What’s more, if you’re losing employer-sponsored life insurance, ask your wealth manager whether you need to get new policies. Perhaps self-insured coverage is a better option.
4. Estate planning
Larry started estate planning years ago, therefore he felt he had “all my ducks in a row” and was set to provide for his family when he retired. By planning ahead on what to do with his retirement compensation, he said he realized “immense” tax savings by using special tax strategies for his heirs and philanthropy.

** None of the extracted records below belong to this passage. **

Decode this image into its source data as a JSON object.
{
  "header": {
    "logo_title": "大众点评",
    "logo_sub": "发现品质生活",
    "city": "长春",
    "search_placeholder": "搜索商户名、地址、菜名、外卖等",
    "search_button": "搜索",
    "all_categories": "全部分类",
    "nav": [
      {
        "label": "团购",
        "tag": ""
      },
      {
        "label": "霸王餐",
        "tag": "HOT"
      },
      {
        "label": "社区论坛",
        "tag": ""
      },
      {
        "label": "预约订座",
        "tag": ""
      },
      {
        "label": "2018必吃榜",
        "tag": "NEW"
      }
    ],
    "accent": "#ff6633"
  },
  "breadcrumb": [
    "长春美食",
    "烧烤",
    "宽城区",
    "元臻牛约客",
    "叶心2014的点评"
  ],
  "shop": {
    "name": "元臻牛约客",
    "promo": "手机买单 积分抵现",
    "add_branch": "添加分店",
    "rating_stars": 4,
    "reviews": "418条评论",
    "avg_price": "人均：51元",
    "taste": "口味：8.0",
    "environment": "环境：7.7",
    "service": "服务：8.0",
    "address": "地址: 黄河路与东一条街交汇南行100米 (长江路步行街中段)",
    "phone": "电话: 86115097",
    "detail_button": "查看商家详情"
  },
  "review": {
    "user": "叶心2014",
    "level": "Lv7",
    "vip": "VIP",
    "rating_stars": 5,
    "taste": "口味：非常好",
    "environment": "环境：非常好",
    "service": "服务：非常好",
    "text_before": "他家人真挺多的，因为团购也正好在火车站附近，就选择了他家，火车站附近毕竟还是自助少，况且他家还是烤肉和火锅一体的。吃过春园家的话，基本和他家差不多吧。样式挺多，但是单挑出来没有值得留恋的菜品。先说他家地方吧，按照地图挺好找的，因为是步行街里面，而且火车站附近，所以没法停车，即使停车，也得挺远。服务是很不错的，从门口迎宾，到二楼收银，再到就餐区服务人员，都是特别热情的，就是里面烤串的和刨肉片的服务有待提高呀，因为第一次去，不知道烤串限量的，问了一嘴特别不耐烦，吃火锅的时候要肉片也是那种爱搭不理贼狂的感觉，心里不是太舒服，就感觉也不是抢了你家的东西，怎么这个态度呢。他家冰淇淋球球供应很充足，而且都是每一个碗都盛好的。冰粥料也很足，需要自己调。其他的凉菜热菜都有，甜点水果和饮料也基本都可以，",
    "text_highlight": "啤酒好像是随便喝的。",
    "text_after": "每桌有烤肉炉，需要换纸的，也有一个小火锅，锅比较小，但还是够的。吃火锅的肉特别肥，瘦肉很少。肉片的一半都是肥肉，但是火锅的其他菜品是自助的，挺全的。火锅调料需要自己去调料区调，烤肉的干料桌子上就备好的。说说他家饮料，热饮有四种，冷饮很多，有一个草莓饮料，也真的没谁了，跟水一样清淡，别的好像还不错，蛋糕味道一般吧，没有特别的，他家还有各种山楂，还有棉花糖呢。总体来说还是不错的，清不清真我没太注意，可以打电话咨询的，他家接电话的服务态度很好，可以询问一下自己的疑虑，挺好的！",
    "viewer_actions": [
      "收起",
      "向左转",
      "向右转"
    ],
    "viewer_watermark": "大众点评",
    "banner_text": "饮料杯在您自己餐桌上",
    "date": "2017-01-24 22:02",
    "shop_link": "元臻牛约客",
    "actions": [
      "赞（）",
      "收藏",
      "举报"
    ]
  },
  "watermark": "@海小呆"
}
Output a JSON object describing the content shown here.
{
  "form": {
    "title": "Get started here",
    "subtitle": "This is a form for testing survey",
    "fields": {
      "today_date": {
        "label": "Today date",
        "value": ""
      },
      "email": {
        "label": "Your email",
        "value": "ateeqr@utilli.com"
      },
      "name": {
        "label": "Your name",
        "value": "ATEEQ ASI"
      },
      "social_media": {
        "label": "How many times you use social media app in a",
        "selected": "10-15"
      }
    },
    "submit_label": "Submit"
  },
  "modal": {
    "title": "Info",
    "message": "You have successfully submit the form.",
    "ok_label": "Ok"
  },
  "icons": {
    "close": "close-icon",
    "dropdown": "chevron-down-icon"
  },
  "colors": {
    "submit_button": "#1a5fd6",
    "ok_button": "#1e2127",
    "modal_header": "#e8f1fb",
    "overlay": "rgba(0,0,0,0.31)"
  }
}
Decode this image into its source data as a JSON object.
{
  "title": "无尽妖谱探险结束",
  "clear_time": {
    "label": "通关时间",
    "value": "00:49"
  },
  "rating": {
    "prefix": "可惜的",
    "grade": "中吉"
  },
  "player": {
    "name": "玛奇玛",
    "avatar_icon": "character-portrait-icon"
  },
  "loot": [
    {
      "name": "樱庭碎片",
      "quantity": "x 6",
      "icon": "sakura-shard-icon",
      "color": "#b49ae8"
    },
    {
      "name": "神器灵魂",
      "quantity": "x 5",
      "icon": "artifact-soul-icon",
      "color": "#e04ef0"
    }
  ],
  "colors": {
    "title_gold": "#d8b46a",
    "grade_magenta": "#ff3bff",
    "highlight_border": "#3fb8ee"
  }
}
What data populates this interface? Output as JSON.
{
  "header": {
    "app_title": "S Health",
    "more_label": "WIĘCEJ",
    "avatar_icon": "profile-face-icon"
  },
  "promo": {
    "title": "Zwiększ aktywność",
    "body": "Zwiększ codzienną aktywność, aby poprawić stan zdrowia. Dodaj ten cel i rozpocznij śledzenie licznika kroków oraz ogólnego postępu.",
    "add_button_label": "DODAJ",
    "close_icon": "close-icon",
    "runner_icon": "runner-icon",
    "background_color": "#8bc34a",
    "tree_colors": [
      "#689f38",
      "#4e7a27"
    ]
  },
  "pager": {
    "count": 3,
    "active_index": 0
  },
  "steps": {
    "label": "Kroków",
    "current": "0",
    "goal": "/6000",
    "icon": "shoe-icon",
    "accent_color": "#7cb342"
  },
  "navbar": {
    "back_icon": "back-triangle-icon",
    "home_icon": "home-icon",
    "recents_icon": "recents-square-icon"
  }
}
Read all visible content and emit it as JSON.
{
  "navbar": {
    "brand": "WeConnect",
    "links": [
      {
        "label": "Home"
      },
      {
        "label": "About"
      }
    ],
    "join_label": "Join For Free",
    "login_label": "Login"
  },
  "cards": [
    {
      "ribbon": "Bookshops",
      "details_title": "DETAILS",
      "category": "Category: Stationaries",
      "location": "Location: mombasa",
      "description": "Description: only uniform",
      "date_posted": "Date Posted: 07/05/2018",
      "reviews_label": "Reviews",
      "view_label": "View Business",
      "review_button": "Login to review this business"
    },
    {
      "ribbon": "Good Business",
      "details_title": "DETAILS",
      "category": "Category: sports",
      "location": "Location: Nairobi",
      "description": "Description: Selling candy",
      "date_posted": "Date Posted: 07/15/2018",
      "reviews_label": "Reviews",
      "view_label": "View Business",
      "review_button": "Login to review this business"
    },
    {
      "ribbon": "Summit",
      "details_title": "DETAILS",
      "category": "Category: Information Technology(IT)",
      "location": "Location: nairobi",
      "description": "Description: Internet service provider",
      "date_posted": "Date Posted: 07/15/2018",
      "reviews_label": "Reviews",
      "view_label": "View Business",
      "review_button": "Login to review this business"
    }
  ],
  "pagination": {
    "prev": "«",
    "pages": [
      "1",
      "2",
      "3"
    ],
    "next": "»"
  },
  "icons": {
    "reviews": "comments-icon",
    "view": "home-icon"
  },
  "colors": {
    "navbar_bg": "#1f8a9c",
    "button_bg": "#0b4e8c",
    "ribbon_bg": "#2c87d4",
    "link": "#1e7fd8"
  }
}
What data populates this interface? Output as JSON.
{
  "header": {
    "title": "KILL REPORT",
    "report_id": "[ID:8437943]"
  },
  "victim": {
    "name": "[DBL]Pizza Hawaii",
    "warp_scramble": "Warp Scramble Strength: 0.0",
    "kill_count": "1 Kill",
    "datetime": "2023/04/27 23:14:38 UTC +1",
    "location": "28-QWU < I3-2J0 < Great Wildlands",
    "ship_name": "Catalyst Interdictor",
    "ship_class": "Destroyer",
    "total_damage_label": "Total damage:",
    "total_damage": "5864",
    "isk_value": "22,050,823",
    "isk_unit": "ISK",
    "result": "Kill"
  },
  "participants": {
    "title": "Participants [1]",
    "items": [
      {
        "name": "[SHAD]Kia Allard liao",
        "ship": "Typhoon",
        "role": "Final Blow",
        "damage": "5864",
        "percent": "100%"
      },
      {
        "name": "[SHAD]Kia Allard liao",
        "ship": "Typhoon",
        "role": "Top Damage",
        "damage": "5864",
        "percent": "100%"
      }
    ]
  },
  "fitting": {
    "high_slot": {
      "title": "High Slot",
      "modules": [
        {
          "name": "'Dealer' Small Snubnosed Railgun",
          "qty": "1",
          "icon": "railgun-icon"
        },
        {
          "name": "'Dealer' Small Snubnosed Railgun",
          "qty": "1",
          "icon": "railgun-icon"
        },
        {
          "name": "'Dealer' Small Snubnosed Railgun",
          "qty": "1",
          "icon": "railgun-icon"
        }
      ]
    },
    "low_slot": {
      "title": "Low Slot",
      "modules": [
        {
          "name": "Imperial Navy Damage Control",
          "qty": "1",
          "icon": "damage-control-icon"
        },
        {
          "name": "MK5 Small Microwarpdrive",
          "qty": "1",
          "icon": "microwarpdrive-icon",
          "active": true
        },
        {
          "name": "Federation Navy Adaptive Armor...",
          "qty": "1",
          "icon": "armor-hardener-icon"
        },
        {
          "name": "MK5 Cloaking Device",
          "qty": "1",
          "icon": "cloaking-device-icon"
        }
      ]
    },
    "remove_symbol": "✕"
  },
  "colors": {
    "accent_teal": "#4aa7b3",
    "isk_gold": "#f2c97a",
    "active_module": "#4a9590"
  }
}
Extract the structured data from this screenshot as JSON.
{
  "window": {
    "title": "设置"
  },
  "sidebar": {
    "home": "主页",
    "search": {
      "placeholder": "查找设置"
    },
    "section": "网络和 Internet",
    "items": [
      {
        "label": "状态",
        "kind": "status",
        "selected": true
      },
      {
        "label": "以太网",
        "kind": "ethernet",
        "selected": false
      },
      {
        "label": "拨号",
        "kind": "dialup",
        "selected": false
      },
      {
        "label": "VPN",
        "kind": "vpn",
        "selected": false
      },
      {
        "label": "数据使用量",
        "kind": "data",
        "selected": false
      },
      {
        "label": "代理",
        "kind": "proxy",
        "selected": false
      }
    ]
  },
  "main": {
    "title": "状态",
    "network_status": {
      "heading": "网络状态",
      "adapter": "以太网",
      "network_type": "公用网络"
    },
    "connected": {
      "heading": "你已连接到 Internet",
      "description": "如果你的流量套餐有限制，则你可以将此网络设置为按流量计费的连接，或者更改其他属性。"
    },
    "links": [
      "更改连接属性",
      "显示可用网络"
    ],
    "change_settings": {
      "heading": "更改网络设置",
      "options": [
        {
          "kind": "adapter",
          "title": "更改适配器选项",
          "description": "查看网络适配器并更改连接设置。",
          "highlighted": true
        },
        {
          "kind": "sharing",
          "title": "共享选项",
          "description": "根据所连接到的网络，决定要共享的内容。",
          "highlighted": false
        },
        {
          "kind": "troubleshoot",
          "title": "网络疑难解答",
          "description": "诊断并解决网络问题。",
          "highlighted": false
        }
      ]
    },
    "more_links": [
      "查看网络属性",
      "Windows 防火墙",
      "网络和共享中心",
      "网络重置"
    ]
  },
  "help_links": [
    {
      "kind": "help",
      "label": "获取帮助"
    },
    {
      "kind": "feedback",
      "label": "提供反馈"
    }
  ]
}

“I put in place estate planning strategies which will greatly reduce my estate taxes. I also stepped up my giving. I set up two donor advised funds, which are tools for me to donate appreciated stock,” said Larry.
Donor advised funds and family foundations allow you to support charitable causes most important to you and your family, while also providing tax advantages. Talk to your estate planner about which method would work best for your financial situation, giving goals, and level of involvement you’d like to have with the charity.
Also, if you haven’t been doing so already, consider making financial gifts or transferring wealth to your children and grandchildren. A wealth management team that is experienced with tax and estate planning should be able to suggest various solutions — such as establishing particular trusts or paying for college tuition directly — to avoid or minimize gift taxes.
Being prepared for change
As he looks back, Larry recommends executives start retirement planning as early as possible because, “You never know when retirement is going to happen.”
In the corporate world, change occurs all the time. New leadership, mergers, an IPO, market declines or tough new competitors are just some of the things that can change your professional trajectory. Not only is it important to create a financial plan for retirement, but you should also think seriously about how you will spend your time so that you continue to lead a fulfilling life.
“People in big companies are used to implementing change. They know how hard it is,” Larry said. “Retirement is about as big a personal change as you will ever go through. You need to be both financially and emotionally prepared for it.”